Pour ces pèlerins de l’inutile que sont les penseurs, il est parfois doux de croire qu’ils ont pu avoir une certaine influence, non seulement sur quelques lecteurs solitaires, mais sur l’ensemble de la société. À l’Agora, la marche, l’honneur de l’homme, a toujours été à l’honneur. Parce qu’elle est une étape majeure de l’évolution, un signe de vie, d’autonomie, parce que l’homme assis est une erreur de la culture.
À l’occasion du lancement de notre magazine sur papier en 1993, nous avons organisé à Orford une marche qui fut suivie d’un colloque sur le sujet. Le conférencier principal, Christian Paquin, était un infirmier de Montréal qui rentrait, régénéré, d’une randonnée de six mois et de 3 600 km sur l’Appalachian Trail. Depuis nous enrichissons sans cesse nos dossiers sur ce thème.
Influence n’est pas le bon mot, parce qu’on l’associe trop facilement à causalité. Or qui peut prétendre être la cause d’un phénomène complexe comme un engouement nouveau pour la grande randonnée pédestre ? Disons plutôt que nous avons pressenti la pertinence de cette pratique et que nous l’avons accompagnée.
Dans notre numéro de janvier 1996, (Vol 3, no 4) nous avons publié un dossier de plusieurs pages sur Compostelle. Intitulé Le chemin étoilé, ce dossier était l’œuvre, c’est le mot qui convient, du journaliste Michel Dongois, l’un des deux précurseurs au Québec de ce pèlerinage. Michel Dongois avait aussi publié un article dans la revue Marche, aujourd’hui Rando Québec, mais la date de cette publication n’est pas précisée dans le livre. M.Dongois devait publier ensuite des reportages destinés au grand public, dans l’Actualité en 1997 et Châtelaine en 1999. Le second précurseur, Denis Leblanc, un policier à la retraite, a fait le chemin en 1995, la même année que Michel Dongois. Michel O’Oneill estime que, depuis 1995, entre 40,000 et 50,000 Québécois ont suivi leurs traces. À l’échelle internationale, on est passé de 5758 pèlerins en 1989 à 262 516 en 2015. Pour ce qui est des Chemins du Québec, le chiffre s’élève à 10,000. Des femmes, majoritairement, dans l’un et l’autre cas.
C’est en sociologue rigoureux, méthodique que Michel O’Neill aborde la question, en commençant par bien définir ses thèmes. Il ne s’intéresse pas à la marche en général, mais à la marche pèlerine. Il ne faut pas s’attendre à un à un style fleuri, rythmé, lyrique même auquel la marche dans la nature semble à jamais associée. Il y a autant de chiffres que d’adjectifs dans le livre. Le premier but de l’auter est de prendre la mesure du phénomène Chemin faisant, il évoque les pionniers, nous parle de leurs livres, une vingtaine, de leurs organisations, en particulier de l’AQPAC(l’Association québécoise des pèlerins et amis du chemin de Saint-Jacques, nom abrégé : Du Québec à Compostelle). de Rando Québec et de Marcher autrement. À la fin, le livre devient un guide, particulièrement intéressant pour ce qui est des Chemins du Québec. Chose prometteuse, dans les villages, on semble avoir compris que la grande randonnée est une occasion d’enrichissement sur tous les plans.

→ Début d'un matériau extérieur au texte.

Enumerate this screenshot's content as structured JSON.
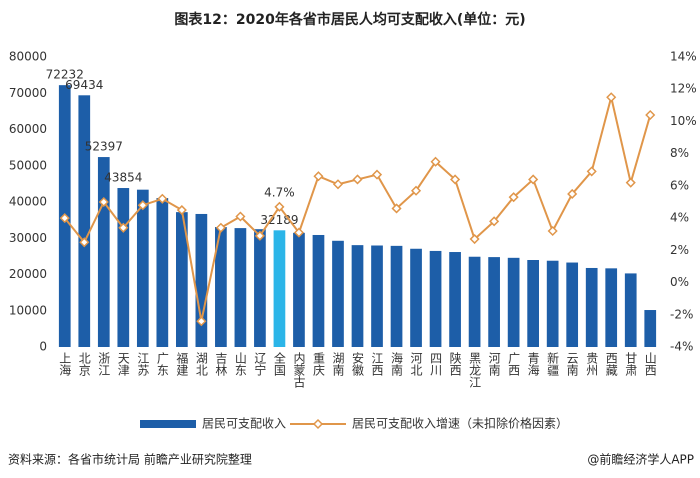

Les précisions données dans le livre sur les organisations et leur évolution, de même que sur les pionniers et les membres actuels font bien ressortir le contraste entre d’un côté, le sport professionnel, unidimensionnel, soutenu par les gouvernements, omniprésent dans les médias et enrichissant financièrement quelques actionnaires et quelques joueurs, de l’autre, une activité physique auto organisée, qui se double d’une aventure spirituelle … et fait le bonheur de 50 000 personnes et de leur entourage. Le sport commercial distrait et captive, la marche conviviale éveille et libère. Le mot autonomie revient souvent dans le livre. Ivan Illich voyait donc juste quand il soutenait que la marche est la mère de l’autonomie, que la dépendance à l'endroit de la voiture dans les déplacements est le prélude à la perte d'autres formes d'autonomie. Vus sous cet angle, nos sages marcheurs sont plus révolutionnaires que bien des radicaux qui s’enlisent dans l’État et le marché en oubliant l’essentiel entre les deux: la société civile, son autonomie et sa convivialité.

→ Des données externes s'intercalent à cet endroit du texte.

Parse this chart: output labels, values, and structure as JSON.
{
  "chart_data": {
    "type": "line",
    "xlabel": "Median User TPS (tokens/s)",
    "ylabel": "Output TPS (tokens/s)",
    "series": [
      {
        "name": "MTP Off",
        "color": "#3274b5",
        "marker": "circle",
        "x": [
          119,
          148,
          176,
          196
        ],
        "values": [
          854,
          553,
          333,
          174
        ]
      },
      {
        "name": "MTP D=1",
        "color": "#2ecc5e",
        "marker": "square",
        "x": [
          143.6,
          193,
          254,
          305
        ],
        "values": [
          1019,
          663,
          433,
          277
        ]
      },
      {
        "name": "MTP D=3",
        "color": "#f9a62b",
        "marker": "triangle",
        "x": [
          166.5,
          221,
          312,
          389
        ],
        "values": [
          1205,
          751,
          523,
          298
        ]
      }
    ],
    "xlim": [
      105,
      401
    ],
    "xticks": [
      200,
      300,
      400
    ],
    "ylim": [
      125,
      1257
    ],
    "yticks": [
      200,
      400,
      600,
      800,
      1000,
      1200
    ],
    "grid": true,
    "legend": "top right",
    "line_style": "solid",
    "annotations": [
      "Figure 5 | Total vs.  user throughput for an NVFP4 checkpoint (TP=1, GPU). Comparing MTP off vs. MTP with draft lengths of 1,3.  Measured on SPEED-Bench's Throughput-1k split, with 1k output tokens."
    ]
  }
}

Je remarque que Michel O’Neill n’emploie ni le mot sport, ni le mot grande randonnée. Il s’en tient à son sujet, la marche pèlerine et il y reste fidèle jusque dans l’interprétation du phénomène. « Ceci permet d'introduire mon dernier constat sur la marche | pèlerine québécoise : la présence encore étonnamment significative de la tradition religieuse catholique. J'ai abondamment discuté au quatrième chapitre du fait que ce type de marche devient souvent un espace-temps que l'on se donne en période de transition pour, de plus en plus dans une perspective de recherche de bien-être-général, se (re)construire une identité et se bricoler un nouveau rapport au sacré, au spirituel, au religieux. Et face à ces activités de bricolage et de reconstruction, les matériaux symboliques et culturels utilisés seront différents selon les âges : alors que ceux du catholicisme sont facilement convoqués, bien que de manière critique, par les baby-boomers, ils le sont de moins en moins par les plus jeunes générations.»

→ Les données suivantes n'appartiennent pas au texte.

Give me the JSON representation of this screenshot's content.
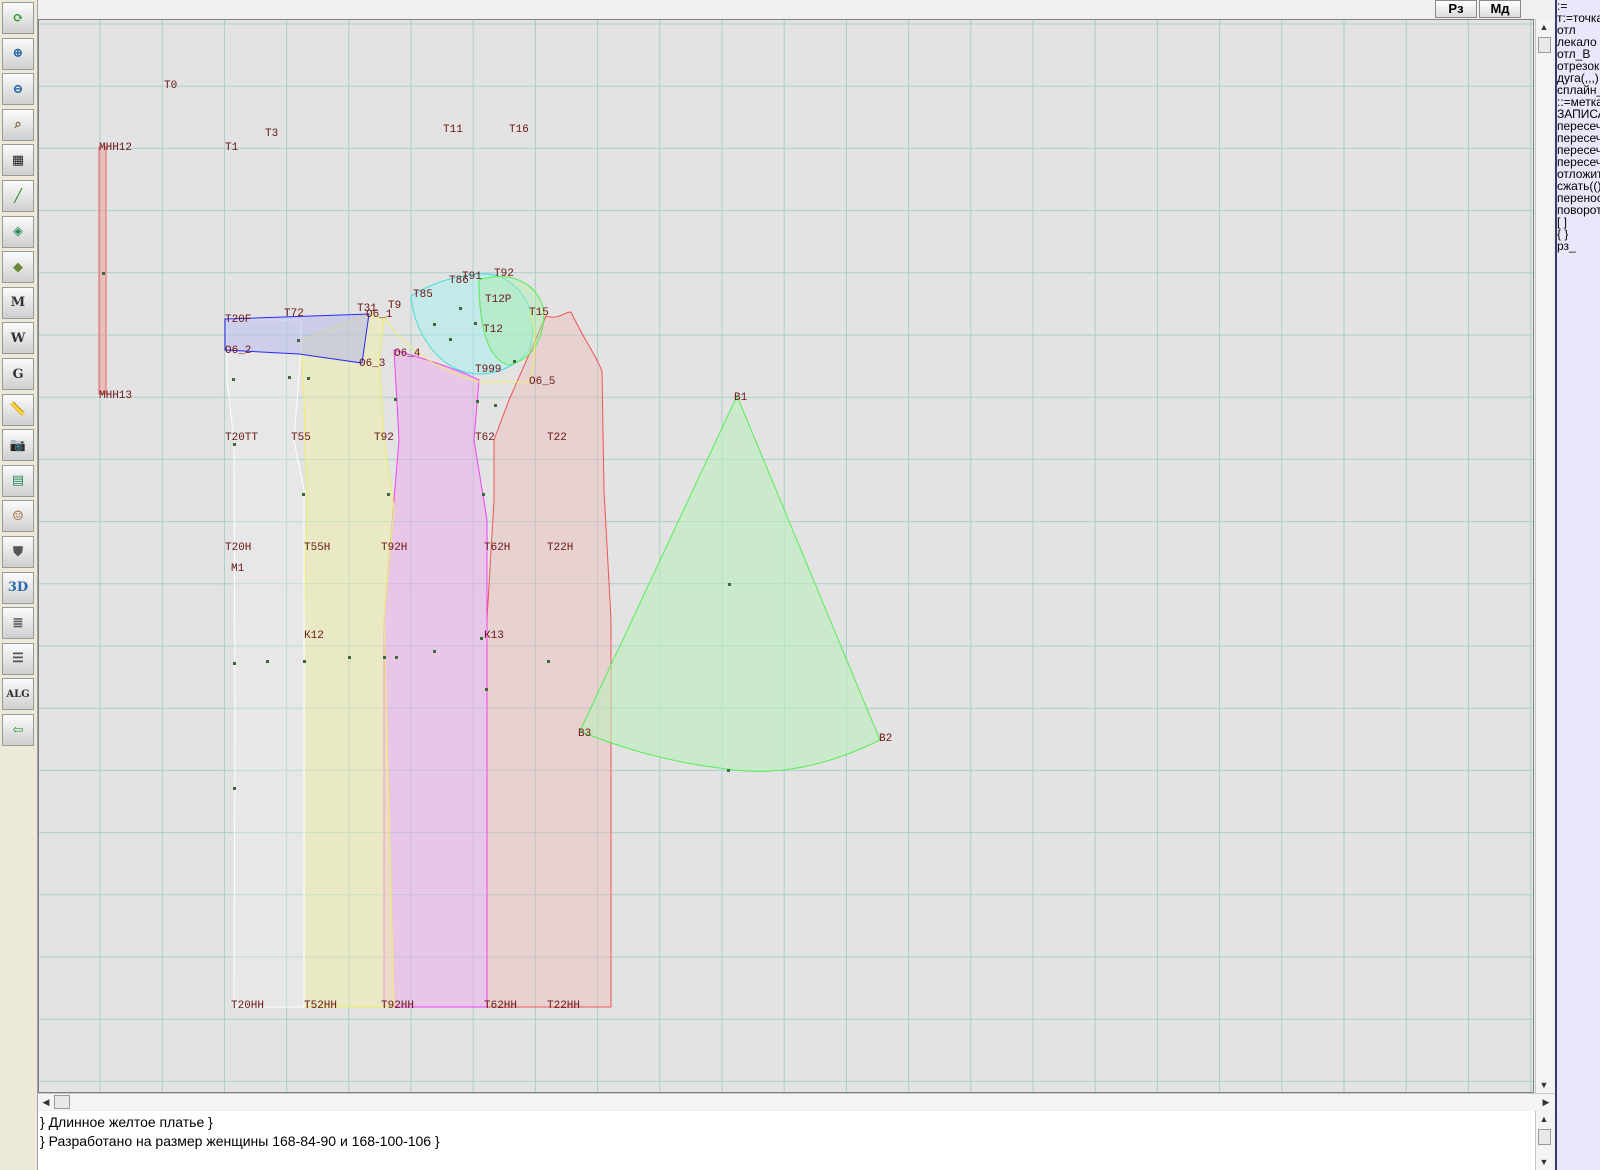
{
  "toolbar": {
    "tools": [
      {
        "icon": "refresh-icon",
        "glyph": "⟳",
        "color": "#2a9a2a"
      },
      {
        "icon": "zoom-in-icon",
        "glyph": "⊕",
        "color": "#2a6aaa"
      },
      {
        "icon": "zoom-out-icon",
        "glyph": "⊖",
        "color": "#2a6aaa"
      },
      {
        "icon": "map-zoom-icon",
        "glyph": "⌕",
        "color": "#7a6a3a"
      },
      {
        "icon": "grid-icon",
        "glyph": "▦",
        "color": "#222222"
      },
      {
        "icon": "line-tool-icon",
        "glyph": "╱",
        "color": "#1a8a1a"
      },
      {
        "icon": "map-layer-icon",
        "glyph": "◈",
        "color": "#2a8a5a"
      },
      {
        "icon": "map-edit-icon",
        "glyph": "◆",
        "color": "#6a8a3a"
      },
      {
        "icon": "map-m-icon",
        "glyph": "M",
        "color": "#333333"
      },
      {
        "icon": "compass-w-icon",
        "glyph": "W",
        "color": "#333333"
      },
      {
        "icon": "curve-g-icon",
        "glyph": "G",
        "color": "#333333"
      },
      {
        "icon": "ruler-icon",
        "glyph": "📏",
        "color": "#2a6aaa"
      },
      {
        "icon": "camera-icon",
        "glyph": "📷",
        "color": "#333333"
      },
      {
        "icon": "document-icon",
        "glyph": "▤",
        "color": "#2a8a5a"
      },
      {
        "icon": "model-face-icon",
        "glyph": "☺",
        "color": "#aa6a3a"
      },
      {
        "icon": "jacket-icon",
        "glyph": "⛊",
        "color": "#555555"
      },
      {
        "icon": "3d-view-icon",
        "glyph": "3D",
        "color": "#2a6aaa"
      },
      {
        "icon": "text-list-icon",
        "glyph": "≣",
        "color": "#555555"
      },
      {
        "icon": "stack-icon",
        "glyph": "☰",
        "color": "#555555"
      },
      {
        "icon": "algorithm-icon",
        "glyph": "ALG",
        "color": "#333333"
      },
      {
        "icon": "exit-arrow-icon",
        "glyph": "⇦",
        "color": "#2a9a2a"
      }
    ]
  },
  "topbar": {
    "rz_label": "Рз",
    "md_label": "Мд"
  },
  "canvas": {
    "grid_color": "#a9cfc9",
    "pieces": [
      {
        "name": "shoulder-blue",
        "color": "#2a2aee",
        "fill": "#aab0ee",
        "opacity": 0.45
      },
      {
        "name": "sleeve-white",
        "color": "#ffffff",
        "fill": "#eeeeee",
        "opacity": 0.35
      },
      {
        "name": "yellow-panel",
        "color": "#eeee66",
        "fill": "#f0f0aa",
        "opacity": 0.5
      },
      {
        "name": "magenta-panel",
        "color": "#ee44ee",
        "fill": "#eeaaee",
        "opacity": 0.5
      },
      {
        "name": "red-panel",
        "color": "#ee5555",
        "fill": "#eebbbb",
        "opacity": 0.45
      },
      {
        "name": "cyan-collar",
        "color": "#44dddd",
        "fill": "#aaeeee",
        "opacity": 0.55
      },
      {
        "name": "green-collar",
        "color": "#55ee55",
        "fill": "#aaeeaa",
        "opacity": 0.45
      },
      {
        "name": "green-sector",
        "color": "#55ee55",
        "fill": "#bbeebb",
        "opacity": 0.6
      },
      {
        "name": "red-rule",
        "color": "#ee6666",
        "fill": "#ee9999",
        "opacity": 0.5
      }
    ],
    "labels": {
      "T0": "Т0",
      "T1": "Т1",
      "T3": "Т3",
      "T11": "Т11",
      "T16": "Т16",
      "MHHI2": "МНН12",
      "MHHI3": "МНН13",
      "T91": "Т91",
      "T92": "Т92",
      "T85": "Т85",
      "T86": "Т86",
      "T12P": "Т12Р",
      "T12": "Т12",
      "T9": "Т9",
      "T20F": "Т20F",
      "T72": "Т72",
      "T31": "Т31",
      "O6_1": "О6_1",
      "T15": "Т15",
      "O6_2": "О6_2",
      "O6_4": "О6_4",
      "O6_3": "О6_3",
      "T999": "Т999",
      "O6_5": "О6_5",
      "B1": "В1",
      "B2": "В2",
      "B3": "В3",
      "T20TT": "Т20ТТ",
      "T55": "Т55",
      "T92b": "Т92",
      "T62": "Т62",
      "T22": "Т22",
      "T20H": "Т20Н",
      "M1": "М1",
      "T55H": "Т55Н",
      "T92H": "Т92Н",
      "T62H": "Т62Н",
      "T22H": "Т22Н",
      "K12": "К12",
      "K13": "К13",
      "T20HH": "Т20НН",
      "T52HH": "Т52НН",
      "T92HH": "Т92НН",
      "T62HH": "Т62НН",
      "T22HH": "Т22НН"
    }
  },
  "comments": {
    "line1": "} Длинное желтое платье }",
    "line2": "} Разработано на размер женщины 168-84-90 и 168-100-106 }"
  },
  "side_panel": {
    "commands": [
      ":=",
      "т:=точка",
      "отл",
      "лекало",
      "отл_В",
      "отрезок",
      "дуга(,,,)",
      "сплайн_",
      "::=метка",
      "ЗАПИСАТЬ",
      "пересеч",
      "пересеч",
      "пересеч",
      "пересеч",
      "отложит",
      "сжать(()",
      "перенос",
      "поворот",
      "[ ]",
      "{ }",
      "рз_"
    ]
  }
}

J’avoue que les mots bricolages, reconstruction, matériaux symboliques, dans ce passage clé du livre, me laissent pantois. Ailleurs, il parle de stratégie de reconstruction du sens. On voit mal comment un authentique rapport au sacré peut se reconstituer à la manière d’un projet d’ingénierie. La marche elle-même, selon cet auteur, est une merveille d’ingénierie. Le témoignage de Michel Dongois est plutôt une protestation contre l’ingénierie généralisée.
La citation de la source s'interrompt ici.